Por lo general, una moneda débil impulsa las exportaciones, lo que hace que los productos de un país sean más baratos en el extranjero, pero las sanciones han limitado drásticamente la capacidad de los productores rusos para vender en mercados extranjeros.
Si bien la inflación de Rusia se mantiene por debajo de lo que Estados Unidos y gran parte de Europa han experimentado a principios de este año, el rápido ritmo de aumento de precios creó la percepción de que el banco central estaba perdiendo el control en un momento peligroso para la economía.
La moneda de Rusia también está presionada por la fuga de capitales en curso. Ante un futuro incierto, muchos rusos han trasladado sus ahorros al exterior desde el estallido de la guerra, transfiriendo más de mil millones de dólares en tres días de agitación nacional a fines de junio, según el banco central, cuando los mercenarios de Wagner se amotinaron contra los militares. .
El rublo ha tenido una caída prolongada y constante desde principios de enero, cuando se negoció brevemente a menos de 70 por dólar. El lunes, cuando cruzó el umbral simbólico de 100 por dólar, varios políticos rusos culparon a Nabiullina por la caída.
El principal asesor económico del Kremlin dijo la moneda estaba perdiendo su valor porque el banco central estaba proporcionando crédito excesivamente barato, sin mencionar el papel del propio gobierno en avivar un auge crediticio en tiempos de guerra.

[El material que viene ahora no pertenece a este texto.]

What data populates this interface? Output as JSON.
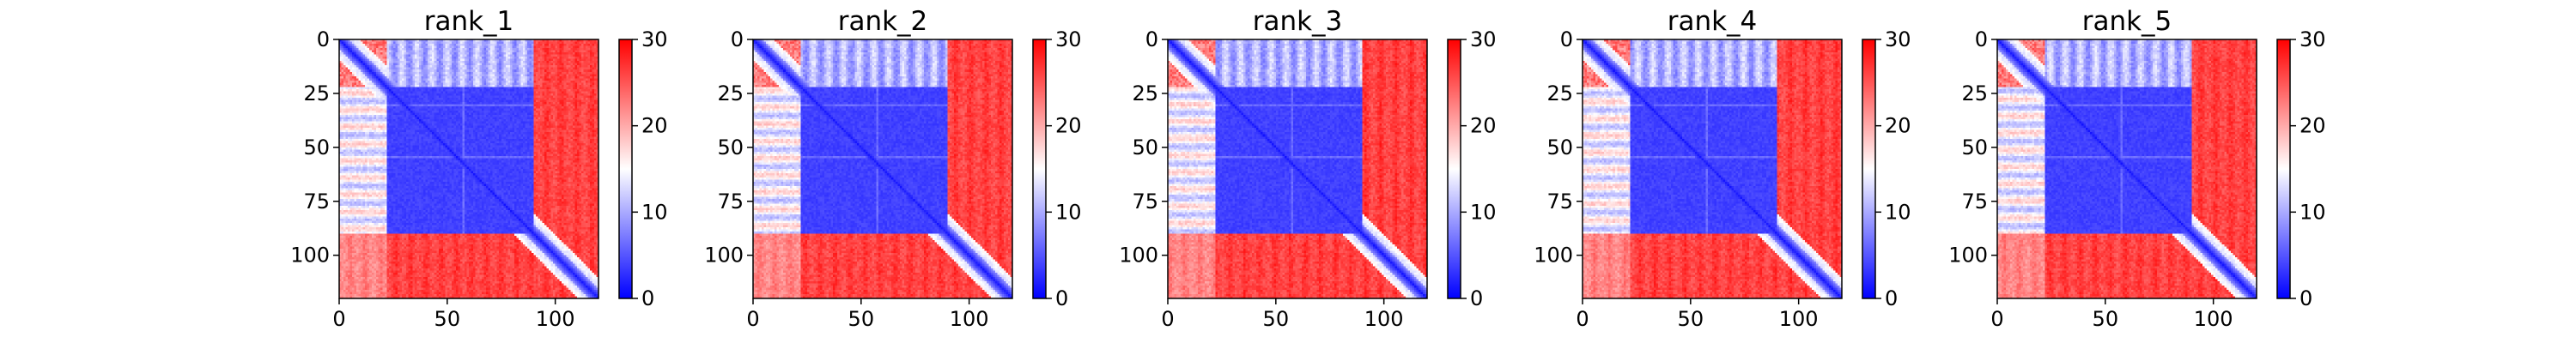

Un «rublo fuerte es de interés para la economía rusa», escribió el asesor, Maksim Oreshkin, en una columna publicada por la agencia de noticias estatal TASS.
Varios legisladores rusos pidieron a la Sra. Nabiullina que explicara públicamente las razones de la caída del rublo. “El tipo de cambio tiene un impacto significativo en los derechos sociales de nuestros ciudadanos”, escribió el lunes un legislador nacionalista, Andrei Klishas, en la aplicación de mensajería Telegram.
El banco central reaccionó el lunes con una breve declaración de que convocaría una reunión extraordinaria para el día siguiente, y luego elevó bruscamente las tasas el martes.
Algunos economistas rusos criticaron a Nabiullina por su respuesta de mano dura a un problema que no pudo resolver.
“Estamos decepcionados de que el comunicado de prensa no explicara la necesidad de celebrar la reunión extraordinaria”, escribieron economistas del mayor prestamista privado de Rusia, Alfa Bank, en una nota a los clientes el martes. Esto “reduce la previsibilidad de las acciones del banco central”, agregaron.
Los economistas dicen que creen que la Sra. Nabiullina todavía tiene herramientas técnicas para afectar el curso de la economía rusa. La semana pasada, por ejemplo, el banco central detuvo su compra habitual de yuan chino para sus reservas con el fin de apuntalar el rublo.
El banco central puede ir más allá, vendiendo más de sus tenencias de moneda extranjera, restringiendo el movimiento de dinero fuera del país y obligando a los exportadores a convertir sus ganancias en divisas internacionales en rublos, Mikhail Vasiliev, analista del prestamista con sede en Moscú Sovkombank, dijo a los medios de comunicación locales los lunes.
Pero la guerra parece haber abollado el arma principal de Nabiullina, fijando el costo de los préstamos, subrayando el poder menguante de los funcionarios económicos de Putin para proteger la economía de sus acciones.
Oleg Matsnev y Alina Lobzina reportaje contribuido.